Geraldine Heng (Afterword By)
Geraldine Heng is Perceval Professor in English and Comparative Literature, Middle Eastern Studies and Women’s Studies, at the University of Texas in Austin. The author of Empire of Magic: Medieval Romance and the Politics of Cultural Fantasy (Columbia, 2003, 2004, 2012), The Invention of Race in the European Middle Ages (Cambridge, 2018), and England and the Jews: How Religion and Violence Created the First Racial State in the West (Cambridge, 2018). She is also the founder and director of the Global Middle Ages Project (www.globalmiddleages.org). She is currently researching and writing Early Globalisms: The Interconnected World, 500– 1500 CE.
Andrew Albin (Edited By)
Andrew Albin is Assistant Professor of English and Medieval Studies at Fordham University and a member of the faculty of Fordham University’s Center for Medieval Studies.
Mary C. Erler (Edited By)
Mary C. Erler is Distinguished Professor of English at Fordham University and a member of the faculty of Fordham University’s Center for Medieval Studies.
Thomas O'Donnell (Edited By)
Thomas O'Donnell is Co-Chair, Comparative Literature, Associate Professor of English and Medieval Studies, and a member of the faculty of Fordham University’s Center for Medieval Studies.

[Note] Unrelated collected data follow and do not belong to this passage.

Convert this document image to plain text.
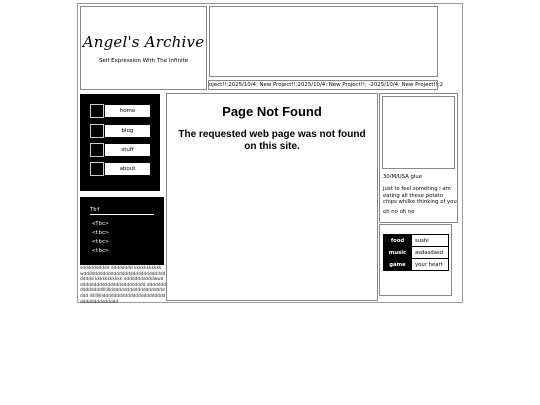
Angel's Archive
Self Expression With The Infinite
oject!!;2025/10/4: New Project!!;2025/10/4: New Project!!; -2025/10/4: New Project!!;2
home
blog
stuff
about
Tbf
<Tbc>
<tbc>
<tbc>
<tbc>
sdddddddddd dddddddd kkkkkkkkkkk wddddddddddddddddddddddddddddddddddd kkkkkkkkkkk dddddddddddwwddddddddddddddddddddddddd dddddddddddddddlllllllddddddddddddddddddddddd lllllllllllddddddddddddddddddddddddddddddddddddd
Page Not Found

The requested web page was not found on this site.

30/M/USA glue
just to feel someting i am eating all these potato chips whilke thinking of you
oh no oh no
food	sushi
music	asdasdasd
game	your heart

Nicholas L. Paul (Edited By)
Nicholas L. Paul is Associate Professor of History at Fordham University. He received his MPhil in Medieval History and PhD in History from Cambridge University. His previous publications include To Follow in Their Footsteps: The Crusades and Family Memory in the High Middle Ages (Cornell, 2017) and the coedited collections Remembering the Crusades: Myth, Image, and Identity (Johns Hopkins, 2012), and, with Laura K. Morreale, The French of Outremer: Communities and Communications in the Crusading Mediterranean (Fordham, 2018).
Nina Rowe (Edited By)
Nina Rowe is Associate Professor of Art History and a member of the faculty of Fordham University’s Center for Medieval Studies.
David Perry (Introducer)
David Perry—Professor of Medieval History at Dominican University from 2006 to 2017—is a columnist for Pacific Standard Magazine and a freelance journalist covering politics, history, education, and disability rights. His scholarly work focuses on Venice, the Crusades, and the Mediterranean world. He is the author of Sacred Plunder: Venice and the Aftermath of the Fourth Crusade (Penn State, 2015).